Some pressure groups and commentators argue that the anniversary should remind us of the value of writing down our non-negotiable rights. It is remarkable that Magna Carta has endured through some of the darkest periods in history, including civil and world wars. British politicians currently considering diluting human rights legislation should take particular note.
But others see this view as an over-simplification. Most of Magna Carta’s clauses are now obsolete and even those that remain are imperfect answers to ultimately unsolvable problems — even trial by jury can never be entirely fair. Better to establish principles for citizens’ rights and to avoid codifying overly rigid or idealistic laws.
- Has the world earned the right to celebrate the Magna Carta anniversary?
- Is it important to write down our rights?
- Create an advert encouraging people to take part in the Magna Carta celebrations. Alternatively, produce an advert calling on the government to make 15 June a national holiday.
- Prepare a three-minute speech to the United Nations on the state of human rights around the world. What achievements have been made in the last 800 years, and what still needs to be improved?
Some People Say...
“We cannot trust politicians or the process of politics to preserve liberties.”David Davis MP
What do you think?
Q & A
- Is Magna Carta still relevant today?
- It still features both directly and indirectly in a great deal of political discussion. We can expect its principles to be central to the debate over the Human Rights Act. The government’s desire for new counter-terrorism and counter-extremism legislation — often referred to as a ‘snooper’s charter’ — will also raise issues around human rights and the proper limits of government.

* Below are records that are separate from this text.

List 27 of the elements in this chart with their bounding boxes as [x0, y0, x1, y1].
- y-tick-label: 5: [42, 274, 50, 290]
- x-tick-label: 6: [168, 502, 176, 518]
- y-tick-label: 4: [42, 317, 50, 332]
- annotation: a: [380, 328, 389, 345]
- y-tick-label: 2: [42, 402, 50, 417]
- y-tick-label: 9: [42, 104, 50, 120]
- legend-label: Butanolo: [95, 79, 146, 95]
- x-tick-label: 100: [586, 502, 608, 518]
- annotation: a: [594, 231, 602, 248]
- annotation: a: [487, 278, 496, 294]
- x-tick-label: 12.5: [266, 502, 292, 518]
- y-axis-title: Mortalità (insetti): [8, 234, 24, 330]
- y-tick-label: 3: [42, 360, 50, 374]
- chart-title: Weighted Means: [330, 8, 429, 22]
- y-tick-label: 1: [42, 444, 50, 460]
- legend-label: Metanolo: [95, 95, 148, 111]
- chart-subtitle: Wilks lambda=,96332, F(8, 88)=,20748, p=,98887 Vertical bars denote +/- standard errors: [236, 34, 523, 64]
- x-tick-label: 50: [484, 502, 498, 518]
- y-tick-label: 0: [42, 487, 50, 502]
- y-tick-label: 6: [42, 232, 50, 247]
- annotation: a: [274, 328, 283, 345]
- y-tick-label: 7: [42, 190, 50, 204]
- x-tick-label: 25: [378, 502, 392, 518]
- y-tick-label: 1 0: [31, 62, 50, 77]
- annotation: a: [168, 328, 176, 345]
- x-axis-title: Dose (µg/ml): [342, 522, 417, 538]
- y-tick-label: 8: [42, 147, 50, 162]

- How can I take part in marking the anniversary?
- Have a look at the events on the Magna Carta 800th website to find something local to you — there are lots of activities going on this week and beyond. The British Library is also running an interactive programme to try to build a Magna Carta for the digital age (see the expert links) — you can vote on a range of proposed clauses.
- The Church
- The well-timed revelation this weekend that two of the surviving copies of Magna Carta were written by men who worked at Lincoln and Salisbury cathedrals highlighted the level of antipathy towards John among the clergy.
- A weakened John
- John would soon annul Magna Carta, with the Pope’s support, saying he had signed it under duress, but it was re-issued after his death in 1216, an act repeated several times. King Edward I permanently embedded Magna Carta in English law in 1297.
- Late 18th-century revolutions
- The American and French revolutions are also largely seen as products of the Enlightenment of the 1700s, when radical thinking emerged about individual rights and the modern ideology of liberalism was born.
- Certain accusations
- Clause 54 forbade women from accusing a man of murder or manslaughter, unless it was her husband.
- Considering diluting human rights legislation
- The Conservative government has said that it intends to abandon Britain’s Human Rights Act, leave the European Convention on Human Rights and bring in a British Bill of Rights in their place.